At the moment, there is still no perfect way to predict an unconscious, brain-injured patient's chances of recovery. However, as the study shows, there may be a relatively fast and easy way to find signs of hidden consciousness in unresponsive patients and weigh their chances of survival. (Related: Curcumin may protect the brain after a traumatic brain injury.)
To identify the signs of the hidden consciousness in patients, the researchers trained a machine-learning algorithm to assess 104 intensive care unit (ICU) patients. All of the patients had recently sustained a major injury and were left unconscious and unresponsive.
However, since regular EEGs are not sensitive enough to detect consciousness in critically ill patients, the researchers had to develop a new method.
According to the researchers, they asked the patients to open and close their hands or to stop opening and closing their hands while being scanned with an EEG. The data from the EEG scans were then fed into the machine-learning algorithm to look for signs that a patient detected a difference between the commands. If the pattern of activity between the commands was different but reproducible, then it suggested that the patient understood the commands, but couldn't move.
With this test, the researchers found 16 who demonstrated signs of hidden consciousness. Of the 16, half of them went from being unresponsive to being able to follow commands by the time they were discharged. That was double the proportion compared to patients who could do the same but had no hidden consciousness.
Even more remarkable was the fact that one year after they were discharged, seven of the patients or 44 percent of those with hidden consciousness were now able to function on their own for eight hours a day. Meanwhile, only 14 percent of the 89 patients who didn't have the same brain activity were able to do the same.
“This study shows that some patients who are unresponsive for days or longer may have cognitive processing capabilities sufficient to distinguish commands, and those patients have a higher chance of recovering,” stated Dr. Jan Claassen, an associate professor of neurology at Columbia University and lead author of the study.
While the study showed that being able to find the so-called hidden consciousness through EEG monitoring is a good indicator of a patient's chances of recovery, the team isn't pushing for the method to be used in hospitals just yet, as some challenges remain with the process that need to be overcome first.

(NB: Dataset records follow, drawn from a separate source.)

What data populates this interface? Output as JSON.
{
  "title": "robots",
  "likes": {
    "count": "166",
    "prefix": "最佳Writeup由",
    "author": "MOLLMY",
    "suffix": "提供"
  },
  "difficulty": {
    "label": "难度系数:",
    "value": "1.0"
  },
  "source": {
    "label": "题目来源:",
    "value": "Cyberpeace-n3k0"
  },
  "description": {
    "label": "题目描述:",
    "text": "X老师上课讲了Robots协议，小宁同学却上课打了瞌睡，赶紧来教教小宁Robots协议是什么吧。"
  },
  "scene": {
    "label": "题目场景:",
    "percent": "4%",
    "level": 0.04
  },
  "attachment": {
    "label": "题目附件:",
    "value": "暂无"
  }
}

The EEG monitoring method itself presents some technical challenges of its own -- the neurological exams will need to be performed once or twice a day as consciousness fluctuates after brain injury. The spoken commands will also need to be highly synchronized with the EEG recordings. On top of this, hospitals will need to acquire additional computers to do the analysis.
“It’s important to begin monitoring with EEG as early as possible, and to assess at several time points as recovery after a severe brain injury is a complex process,” Claassen explained.
More importantly, Claassen stated that the assessments need to be meticulously designed. If not, then artifacts may be misinterpreted as brain activation if the testing paradigm is poorly designed or the computational analysis is done incorrectly.